In an evolving era of digitalization, the warehousing industry has undergone a foundational shift toward advanced technology adoption. Over the past decade we’ve seen traditional and manually operated warehouses and supply chains revolutionized by innovative technologies. Artificial Intelligence (AI) and machine learning have enabled warehouses to streamline workflows and boost efficiency. Advanced forecasting models have made it easier to weather sharp demand swings and market volatility while robotic automation has given warehouse operators more on-floor support than ever before. And don’t forget real-time location services (RTLS) solutions, which have provided unprecedented visibility into supply chains of all sizes.
Each of these digital tools generates an extensive amount of analytical data. Not just any data — data that can be leveraged for sustained growth and pathways to profitability. Although without the combined use of predictive and prescriptive analytics, warehouse data isn’t serving its full purpose. It’s time to consider predictive and prescriptive analytics as invaluable assets that can empower warehouses to bridge interoperability gaps, optimize inventory and maximize staff-wide productivity (robots included) — all by acting on their data.
Predictive vs. Prescriptive in Warehouse Settings
The roles and basic functions of predictive and prescriptive analytics are different; however, both solutions are equally important to any organization’s data analytics strategy. Predictive analytics integrates advanced forecasts and statistical models to measure the probability of future outcomes and obstacles, thus enabling an “outside-in” view of supply-chain management and planning. Through automated demand sensing, a predictive analytics solution flags potential supply chain disruptions and determines their ripple effect on inventory levels and model stock to prevent bottlenecks and out of stocks, improving the level of service to the customers. It also calculates how labor structures, fulfillment costs and operational budgets will impact future profit margins — indicating when and where spending and/or risks are either too high or too low. However, it still falls on the warehouse and other supply chain operators to analyze the probability data and take corrective action based on their own points of view and calculations — sometimes through sophisticated sales and operations planning processes, always reliant on practice and knowledge.

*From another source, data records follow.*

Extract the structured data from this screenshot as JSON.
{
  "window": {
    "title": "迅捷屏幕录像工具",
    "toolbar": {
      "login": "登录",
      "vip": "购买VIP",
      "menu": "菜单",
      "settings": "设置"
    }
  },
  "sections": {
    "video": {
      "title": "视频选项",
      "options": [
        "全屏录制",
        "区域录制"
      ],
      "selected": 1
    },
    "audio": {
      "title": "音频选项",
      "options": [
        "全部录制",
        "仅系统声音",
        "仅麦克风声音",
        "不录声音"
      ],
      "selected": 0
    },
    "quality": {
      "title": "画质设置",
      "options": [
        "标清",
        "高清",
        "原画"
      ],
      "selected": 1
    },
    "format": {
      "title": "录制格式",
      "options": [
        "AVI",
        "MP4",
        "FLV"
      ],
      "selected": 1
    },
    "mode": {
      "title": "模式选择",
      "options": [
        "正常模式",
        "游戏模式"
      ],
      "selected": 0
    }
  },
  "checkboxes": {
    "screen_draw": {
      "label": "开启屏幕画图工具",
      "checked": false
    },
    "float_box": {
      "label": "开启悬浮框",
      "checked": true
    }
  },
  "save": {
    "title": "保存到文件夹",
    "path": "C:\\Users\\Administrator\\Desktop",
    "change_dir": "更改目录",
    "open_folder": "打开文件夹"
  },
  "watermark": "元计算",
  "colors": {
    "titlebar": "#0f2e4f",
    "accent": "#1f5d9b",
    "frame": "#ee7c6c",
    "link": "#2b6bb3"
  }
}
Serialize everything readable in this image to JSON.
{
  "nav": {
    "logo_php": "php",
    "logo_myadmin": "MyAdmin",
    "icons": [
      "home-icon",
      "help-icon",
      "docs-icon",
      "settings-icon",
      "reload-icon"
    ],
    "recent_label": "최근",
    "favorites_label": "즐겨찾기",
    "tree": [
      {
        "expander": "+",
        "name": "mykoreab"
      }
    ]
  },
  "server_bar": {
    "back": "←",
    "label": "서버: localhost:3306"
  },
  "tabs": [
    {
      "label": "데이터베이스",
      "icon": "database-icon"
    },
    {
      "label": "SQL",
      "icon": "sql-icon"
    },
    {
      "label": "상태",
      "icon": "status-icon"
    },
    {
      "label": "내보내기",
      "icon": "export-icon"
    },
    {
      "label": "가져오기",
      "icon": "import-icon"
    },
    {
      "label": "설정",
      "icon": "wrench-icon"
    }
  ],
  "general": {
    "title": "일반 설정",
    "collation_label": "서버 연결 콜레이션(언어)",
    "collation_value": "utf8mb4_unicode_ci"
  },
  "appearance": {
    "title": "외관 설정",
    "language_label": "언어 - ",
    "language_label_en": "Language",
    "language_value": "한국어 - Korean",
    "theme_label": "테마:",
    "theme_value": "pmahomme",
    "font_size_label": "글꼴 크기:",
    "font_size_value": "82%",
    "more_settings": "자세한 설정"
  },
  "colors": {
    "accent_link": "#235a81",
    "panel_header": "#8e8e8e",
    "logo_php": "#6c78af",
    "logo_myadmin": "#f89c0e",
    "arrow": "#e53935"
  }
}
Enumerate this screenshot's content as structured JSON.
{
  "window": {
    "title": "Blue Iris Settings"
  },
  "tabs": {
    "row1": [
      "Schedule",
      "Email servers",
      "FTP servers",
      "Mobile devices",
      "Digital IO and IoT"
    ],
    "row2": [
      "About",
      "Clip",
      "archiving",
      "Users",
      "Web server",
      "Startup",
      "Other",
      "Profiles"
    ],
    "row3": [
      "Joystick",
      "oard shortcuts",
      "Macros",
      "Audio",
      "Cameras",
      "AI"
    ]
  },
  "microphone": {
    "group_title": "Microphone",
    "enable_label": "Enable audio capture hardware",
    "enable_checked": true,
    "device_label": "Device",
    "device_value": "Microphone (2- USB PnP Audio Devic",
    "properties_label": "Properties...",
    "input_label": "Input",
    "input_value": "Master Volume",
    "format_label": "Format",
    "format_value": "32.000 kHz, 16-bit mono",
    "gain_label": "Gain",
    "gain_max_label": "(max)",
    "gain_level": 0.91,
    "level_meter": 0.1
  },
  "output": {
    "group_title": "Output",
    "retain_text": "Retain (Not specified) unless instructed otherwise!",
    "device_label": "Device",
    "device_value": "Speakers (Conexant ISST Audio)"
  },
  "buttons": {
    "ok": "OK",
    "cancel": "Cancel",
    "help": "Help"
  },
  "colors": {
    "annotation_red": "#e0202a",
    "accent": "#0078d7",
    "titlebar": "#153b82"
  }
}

The beauty of prescriptive analytics is that it automates that analysis process for these workers, leveraging AI to build upon basic reporting and produce simplified directives that employees can follow to optimize outcomes. By reducing the potential for human error, prescriptive analytics helps ensure warehouses make effective changes with a proactive, data-driven approach to inventory management, financial planning and daily workflows.
The Crucial Need for Both
A warehouse environment is a system of constant moving parts. When goods arrive from suppliers, employees (or machines) are tasked with transporting them to designated storage areas (“slots”), organizing and preparing them for shipping, loading them onto delivery vehicles and then reporting items that left the facility. Cross dock-type warehouses are supposed to end the day with zero inventories, which reflects their function of connecting incoming trucks, breaking down their loads and shipping them on an outbound truck within the day. The fast-paced nature of warehouse workflows makes it exceedingly difficult to maintain workplace safety and operational efficiency, especially amid periods of high demand.
A prescriptive analytics solution helps warehouses alleviate those challenges with smart, impactful data analysis in real time, optimizing the outcome KPIs. With mobile computer and tablet compatibility, it grants employees immediate access to actionable insights from anywhere inside the facility. The corrective instructions streamline their decision=making process, reducing the risk of human error by shifting their focus to completing high level tasks and following safety compliance. In turn, warehouses become proactive instead of reactive, preventing workflow disruptions and workplace accidents before they happen. Even at warehouses where most work is done by cobots, autonomous fork trucks and/or other robots, you should always expect the unexpected and have the right tools in place to optimize outcomes when both positive and negative events occur.
The Path Ahead
Welcome to the future of warehouse digitalization, where advanced analytics solutions are serving as the ultimate competitive edge. As the rate of digital transformation in warehousing continues to rise, organizations will need the ability to capitalize on hidden opportunities that lie within their data. From effective planning and inventory management to operational efficiency and supply chain flexibility, the benefits of predictive and prescriptive analytics give warehouses the power to turn basic data reporting into valuable insights.